As I've said many times before, I hate CREATE IF NOT EXISTS with a passion,
because its semantics are so squishy.  This is a perfect example of that:
it's impossible to make a principled decision whether this is a bug or not,
or what the correct behavior is if you think it's a bug.
Should the command do nothing at all if col1 exists, regardless of whether
there's an FK constraint or not?  Should it avoid creating a duplicate
constraint, and if so how picky are we to be about what "duplicate" means?
What happens if myschem.table2(col2) doesn't exist?

Not to mention whether we should change the behavior for other secondary
objects that might be shown in the command, such as UNIQUE or CHECK
constraints.  Right now all of those get added, possibly redundantly, just
like FK constraints.

I believe this exact issue was debated when ADD COLUMN IF NOT EXISTS was
added, and the camp that wanted it thought this behavior was fine.
Even if we were now to conclude that this is a bug and agree on what'd be
better semantics, there would be a pretty strong backwards-compatibility
argument against changing it; some people's scripts might expect the
constraint(s) to get added.

The short answer is that IF NOT EXISTS gives you no guarantees whatsoever
about the subsequent properties of the object, only that something by that
name will exist.  If you don't like that, don't use IF NOT EXISTS.

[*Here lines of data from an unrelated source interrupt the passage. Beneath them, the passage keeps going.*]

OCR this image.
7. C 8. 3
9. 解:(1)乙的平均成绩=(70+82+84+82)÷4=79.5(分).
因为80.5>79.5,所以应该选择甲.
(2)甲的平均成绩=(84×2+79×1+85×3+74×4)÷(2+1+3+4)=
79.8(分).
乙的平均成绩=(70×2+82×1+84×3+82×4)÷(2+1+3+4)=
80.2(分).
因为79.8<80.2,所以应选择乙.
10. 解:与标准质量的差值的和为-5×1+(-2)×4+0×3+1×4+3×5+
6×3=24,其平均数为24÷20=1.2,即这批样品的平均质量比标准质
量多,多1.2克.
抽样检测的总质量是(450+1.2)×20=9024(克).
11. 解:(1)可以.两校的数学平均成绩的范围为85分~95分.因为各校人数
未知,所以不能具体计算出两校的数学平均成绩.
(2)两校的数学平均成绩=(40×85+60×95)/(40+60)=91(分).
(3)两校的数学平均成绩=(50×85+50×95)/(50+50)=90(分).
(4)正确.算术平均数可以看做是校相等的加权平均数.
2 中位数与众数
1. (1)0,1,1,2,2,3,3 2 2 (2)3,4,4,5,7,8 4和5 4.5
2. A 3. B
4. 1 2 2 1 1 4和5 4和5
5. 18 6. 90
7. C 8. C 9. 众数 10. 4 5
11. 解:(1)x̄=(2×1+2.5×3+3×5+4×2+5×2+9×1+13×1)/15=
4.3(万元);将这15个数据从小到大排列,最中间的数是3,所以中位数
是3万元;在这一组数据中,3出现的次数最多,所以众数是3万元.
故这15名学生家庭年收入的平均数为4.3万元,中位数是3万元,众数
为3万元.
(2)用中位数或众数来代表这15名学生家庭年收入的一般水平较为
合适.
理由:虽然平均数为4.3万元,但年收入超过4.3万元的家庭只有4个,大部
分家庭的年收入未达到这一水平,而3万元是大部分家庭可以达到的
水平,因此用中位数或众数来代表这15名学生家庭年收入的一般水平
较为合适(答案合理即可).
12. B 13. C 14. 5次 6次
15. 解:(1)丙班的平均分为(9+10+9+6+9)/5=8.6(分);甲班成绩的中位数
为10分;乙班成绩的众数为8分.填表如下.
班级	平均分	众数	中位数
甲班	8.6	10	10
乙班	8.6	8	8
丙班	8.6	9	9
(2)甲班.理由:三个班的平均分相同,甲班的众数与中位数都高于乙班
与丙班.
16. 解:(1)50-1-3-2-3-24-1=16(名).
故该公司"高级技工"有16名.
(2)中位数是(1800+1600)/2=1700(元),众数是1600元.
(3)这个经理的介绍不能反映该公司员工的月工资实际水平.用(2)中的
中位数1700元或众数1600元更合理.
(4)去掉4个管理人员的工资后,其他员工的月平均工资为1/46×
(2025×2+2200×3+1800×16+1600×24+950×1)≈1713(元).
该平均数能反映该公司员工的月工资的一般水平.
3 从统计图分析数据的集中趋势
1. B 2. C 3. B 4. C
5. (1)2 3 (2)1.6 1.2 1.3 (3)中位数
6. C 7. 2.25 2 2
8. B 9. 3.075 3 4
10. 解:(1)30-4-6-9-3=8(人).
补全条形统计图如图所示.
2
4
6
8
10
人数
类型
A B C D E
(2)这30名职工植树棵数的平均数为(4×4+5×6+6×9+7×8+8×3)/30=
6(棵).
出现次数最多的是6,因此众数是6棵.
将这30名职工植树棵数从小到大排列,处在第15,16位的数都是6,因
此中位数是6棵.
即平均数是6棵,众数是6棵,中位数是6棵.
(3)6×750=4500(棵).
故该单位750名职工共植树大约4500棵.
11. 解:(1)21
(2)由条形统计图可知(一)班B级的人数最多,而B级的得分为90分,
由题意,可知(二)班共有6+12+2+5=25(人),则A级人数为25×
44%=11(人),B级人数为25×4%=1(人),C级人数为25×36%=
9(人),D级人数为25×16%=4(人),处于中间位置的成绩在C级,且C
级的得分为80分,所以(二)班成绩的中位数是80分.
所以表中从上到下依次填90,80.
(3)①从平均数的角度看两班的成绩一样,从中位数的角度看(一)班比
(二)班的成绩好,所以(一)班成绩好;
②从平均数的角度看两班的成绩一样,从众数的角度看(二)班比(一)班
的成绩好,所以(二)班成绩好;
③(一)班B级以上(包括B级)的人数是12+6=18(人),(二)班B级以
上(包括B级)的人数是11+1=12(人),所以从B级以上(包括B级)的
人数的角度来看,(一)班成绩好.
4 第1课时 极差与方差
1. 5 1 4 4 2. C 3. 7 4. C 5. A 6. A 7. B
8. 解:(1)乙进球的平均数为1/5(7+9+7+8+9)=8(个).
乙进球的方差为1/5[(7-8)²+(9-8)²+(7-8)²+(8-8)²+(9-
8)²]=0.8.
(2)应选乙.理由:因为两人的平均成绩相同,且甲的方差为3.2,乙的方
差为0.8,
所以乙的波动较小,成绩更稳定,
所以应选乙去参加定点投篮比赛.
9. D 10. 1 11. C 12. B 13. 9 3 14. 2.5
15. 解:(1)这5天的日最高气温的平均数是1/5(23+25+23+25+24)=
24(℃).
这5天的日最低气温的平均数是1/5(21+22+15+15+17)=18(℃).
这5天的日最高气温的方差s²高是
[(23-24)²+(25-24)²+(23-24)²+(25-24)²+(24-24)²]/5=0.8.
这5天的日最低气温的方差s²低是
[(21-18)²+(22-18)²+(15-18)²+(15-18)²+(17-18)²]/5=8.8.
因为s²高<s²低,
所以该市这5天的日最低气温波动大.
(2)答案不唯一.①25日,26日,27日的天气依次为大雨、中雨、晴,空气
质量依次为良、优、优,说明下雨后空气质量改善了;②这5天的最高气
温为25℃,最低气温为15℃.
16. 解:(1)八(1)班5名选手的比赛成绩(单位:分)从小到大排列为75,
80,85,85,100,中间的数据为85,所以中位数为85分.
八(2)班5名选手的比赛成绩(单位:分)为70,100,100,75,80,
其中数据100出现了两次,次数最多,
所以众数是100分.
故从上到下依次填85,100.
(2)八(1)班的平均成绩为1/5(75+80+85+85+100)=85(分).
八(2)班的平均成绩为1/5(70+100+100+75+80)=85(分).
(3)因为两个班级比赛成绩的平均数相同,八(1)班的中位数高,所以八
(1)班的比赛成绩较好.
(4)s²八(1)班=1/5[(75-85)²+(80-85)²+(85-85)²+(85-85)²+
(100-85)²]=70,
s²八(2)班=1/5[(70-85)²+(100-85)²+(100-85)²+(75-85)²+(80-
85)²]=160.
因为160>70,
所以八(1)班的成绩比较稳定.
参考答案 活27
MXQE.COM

            regards, tom lane



Re: BUG #15361: Add column if not exists create duplicate constraint

От
Stephen Frost
Дата:
Greetings,

* Tom Lane (tgl@sss.pgh.pa.us) wrote:
> I wrote:
> > I believe this exact issue was debated when ADD COLUMN IF NOT EXISTS
> > was added, and the camp that wanted it thought this behavior was fine.
>
> After a bit of digging in the archives, I failed to find any evidence
> that the point was considered when the ADD COLUMN IF NOT EXISTS patch
> went in, though there have certainly been related threads in the dim
> past, which basically led to the conclusion that you don't get to have
> much certainty about what state IF NOT EXISTS leaves behind, and those
> who think it's a good feature think that's OK.  (I am not among them.)
>
> The thing I was half-remembering was probably this bug report about
> the unique-constraint aspect of the same problem:
>
> https://www.postgresql.org/message-id/flat/152509815280.19803.16118194452213577808%40wrigleys.postgresql.org
>
> wherein it was argued that if the IF NOT EXISTS fires, it should prevent
> all side-effects of the ADD COLUMN clause it's attached to, whether or not
> any of the subsidiary objects exist (in some form) already.  If you buy
> that theory then there's a sketch for a fix there.  Nobody's done anything
> about it AFAIK.

For my 2c, at least, I continue to be of the opinion (as it seems the OP
is also..) that IF NOT EXISTS means "ONLY DO THIS IF THE OBJECT
REFERENCED DOESN'T EXIST".  There certainly seemed to be a lack of
dissenting opinion by the end of that thread, so maybe it's time to
actually make that change.  I still consider the current behavior to be
a bug, but I could see an argument for not back-patching it out of
concern about breaking scripts in a back-patch and because the code
looks like it'd need to be whacked around some.

Thanks!

Stephen

Вложения

Re: BUG #15361: Add column if not exists create duplicate constraint

От
Tom Lane
Дата:
Stephen Frost <sfrost@snowman.net> writes:
> * Tom Lane (tgl@sss.pgh.pa.us) wrote:
>> The thing I was half-remembering was probably this bug report about
>> the unique-constraint aspect of the same problem:
>> https://www.postgresql.org/message-id/flat/152509815280.19803.16118194452213577808%40wrigleys.postgresql.org
>> wherein it was argued that if the IF NOT EXISTS fires, it should prevent
>> all side-effects of the ADD COLUMN clause it's attached to, whether or not
>> any of the subsidiary objects exist (in some form) already.  If you buy
>> that theory then there's a sketch for a fix there.  Nobody's done anything
>> about it AFAIK.

> For my 2c, at least, I continue to be of the opinion (as it seems the OP
> is also..) that IF NOT EXISTS means "ONLY DO THIS IF THE OBJECT
> REFERENCED DOESN'T EXIST".

The problem is precisely that it's very fuzzy exactly what THIS is.
The case at hand, with an FK constraint, is maybe even a better
demonstration of that than the cases we considered previously.
Currently, if the column exists but lacks an FK constraint, the code
will make sure one gets added; with what you propose, it won't.
You can argue all day about which semantics are more useful, but I don't
see that there's a bright line dividing right from wrong here ---
especially since, AFAICS, there's not currently any way for a user to
get the other behavior if she doesn't like the one we choose.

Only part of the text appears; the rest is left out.